El gas natural, si bien no produce una enorme contaminación, puede ser un ejemplo válido ya que aunque, mínimamente, algo contamina. Pero, para cerrar el círculo podemos decir, entonces, que sí existen las energías limpias y que son, además de aquellas que no generan residuos, un sinónimo de fuentes energéticas que respetan el medio ambiente. Son muchas las ventajas que existen por usar energías limpias, siendo la principal el no dañar el medio ambiente, dado que no provocan emisión de gases contaminantes, no contribuyen con el cambio climático. Asimismo se tiene que no producen residuos y los pocos llegasen a producirse no son contaminantes, como es el caso de la energía nuclear que produce una gran cantidad de residuos y que guardarlos ha ocasionado muchos problemas, ya que no pueden ser lanzados al océano o en un vertedero de basura por su alta peligrosidad.

Retomando el tema de la disposición final de los residuos que a diario generamos y como usarlos para generar energía, nos lleva a la reflexión de que sacarle provecho a la basura es un reto que han asumido muchas industrias del mundo en los últimos años. Uno de sus objetivos es evitar que los desechos sólidos, que se acumulan en rellenos sanitarios, liberen altas cantidades de gas metano, una causa directa del calentamiento global. La tecnología ha abierto la puerta a diversos procesos de transformación de las basuras hacia fuentes como la producción de energía. los desechos de los rellenos sanitarios pueden ser vistos como materia prima para generar energía y que plantas de gasificación y pirólisis (uso de altas temperaturas para destruir materiales) se están utilizando a escala comercial en países como Estados Unidos. Existen dos formas de gasificación: la convencional y la de plasma. La primera transforma los residuos usando temperaturas entre 600 y 1,200° centígrados y muy poco oxígeno; la segunda genera el calor necesario a través de una antorcha que puede alcanzar temperaturas entre los 2,000 y 7,000° C.
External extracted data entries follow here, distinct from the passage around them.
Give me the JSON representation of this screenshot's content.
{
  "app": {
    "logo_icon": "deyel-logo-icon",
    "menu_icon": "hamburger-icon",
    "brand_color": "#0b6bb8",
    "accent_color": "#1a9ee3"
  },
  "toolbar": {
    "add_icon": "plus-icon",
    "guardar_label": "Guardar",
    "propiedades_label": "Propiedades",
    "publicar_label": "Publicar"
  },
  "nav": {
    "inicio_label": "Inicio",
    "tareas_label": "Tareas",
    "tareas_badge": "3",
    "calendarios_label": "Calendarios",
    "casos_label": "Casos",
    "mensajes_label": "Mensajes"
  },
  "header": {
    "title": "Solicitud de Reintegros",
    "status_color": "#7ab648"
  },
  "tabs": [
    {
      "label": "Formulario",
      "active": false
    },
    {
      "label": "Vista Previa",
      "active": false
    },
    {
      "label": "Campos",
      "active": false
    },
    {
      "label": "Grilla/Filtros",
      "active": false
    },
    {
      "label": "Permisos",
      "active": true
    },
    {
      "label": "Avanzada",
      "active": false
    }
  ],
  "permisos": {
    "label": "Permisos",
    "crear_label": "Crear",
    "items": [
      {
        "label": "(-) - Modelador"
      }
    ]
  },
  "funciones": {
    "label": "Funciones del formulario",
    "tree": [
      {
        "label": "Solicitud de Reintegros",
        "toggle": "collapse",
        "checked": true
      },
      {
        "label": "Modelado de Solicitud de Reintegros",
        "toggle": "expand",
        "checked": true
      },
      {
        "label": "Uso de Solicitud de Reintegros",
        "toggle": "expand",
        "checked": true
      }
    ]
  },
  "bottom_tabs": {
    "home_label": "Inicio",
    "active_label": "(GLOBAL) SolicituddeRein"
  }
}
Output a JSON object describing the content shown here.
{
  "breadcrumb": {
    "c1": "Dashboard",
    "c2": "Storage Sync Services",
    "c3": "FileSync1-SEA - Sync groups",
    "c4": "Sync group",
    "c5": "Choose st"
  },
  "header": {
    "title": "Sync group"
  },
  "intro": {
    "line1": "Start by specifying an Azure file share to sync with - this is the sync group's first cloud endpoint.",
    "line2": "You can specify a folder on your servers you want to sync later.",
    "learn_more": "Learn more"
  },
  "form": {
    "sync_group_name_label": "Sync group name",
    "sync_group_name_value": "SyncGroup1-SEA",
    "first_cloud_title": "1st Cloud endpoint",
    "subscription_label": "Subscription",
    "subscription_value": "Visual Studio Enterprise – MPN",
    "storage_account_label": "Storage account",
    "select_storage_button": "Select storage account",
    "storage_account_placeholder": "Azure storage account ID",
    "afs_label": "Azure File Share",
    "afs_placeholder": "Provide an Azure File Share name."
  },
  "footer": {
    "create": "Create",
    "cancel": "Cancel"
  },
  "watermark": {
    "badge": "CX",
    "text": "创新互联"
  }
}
La pirólisis, por su parte, consiste en la destrucción de la materia con calor, normalmente entre 600 y 1,200° centígrados, en ausencia de oxígeno. A la fecha hay 13 plantas desarrolladas operando a escala comercial en Estados Unidos de América, gasificando cualquier tipo de desechos, desde cáscaras de plátano hasta un pedazo de zapato (excluyendo únicamente los materiales radioactivos).

No es necesario hacer una separación de materiales, pues todos se trituran y se mezclan para ser transformados. De una tonelada de residuos sólidos urbanos gasificada se puede producir alrededor de 800 kilovatios por hora, lo que equivale a unos 8,000 focos de 100 voltios encendidos durante una hora.

En el sur de nuestro continente también hay ejemplos de lo que en un futuro podría ser toda una industria de generación de energía. En Colombia se han adelantado procesos de transformación también con el objetivo de producir energía. En el 2008, la vereda El Totumo, de Necoclí (Antioquia), no contaba con energía eléctrica y allí se instaló la primera planta del país capaz de generar energía a través de la incineración de trozos de madera, que alimentaban una pequeña red eléctrica. En el 2011, se conectó El Totumo con el sistema de electricidad del país y la planta no se volvió a usar.

Otro proyecto lo lideraron estudiantes de Ingeniería de la Universidad Nacional en el 2013, con la intención de tratar los residuos sólidos del relleno sanitario “Doña Juana”, donde se reciben diariamente más de 6,000 toneladas de desechos. El proyecto tenía como objetivo disminuir el impacto ambiental reduciendo la cantidad de residuos hasta un tercio. Sin embargo la falta de experiencia y de criterio en este tipo de actividades fue un gran impedimento para lograr su consolidación.

Tal vez el caso más exitoso de alternativas para manejar los desechos sólidos en los últimos meses en Colombia es el del Jardín Botánico de Bogotá, donde hace un año se instaló una planta que genera energía con la incineración de los desechos de los árboles (producidos al arreglarlos y podarlos).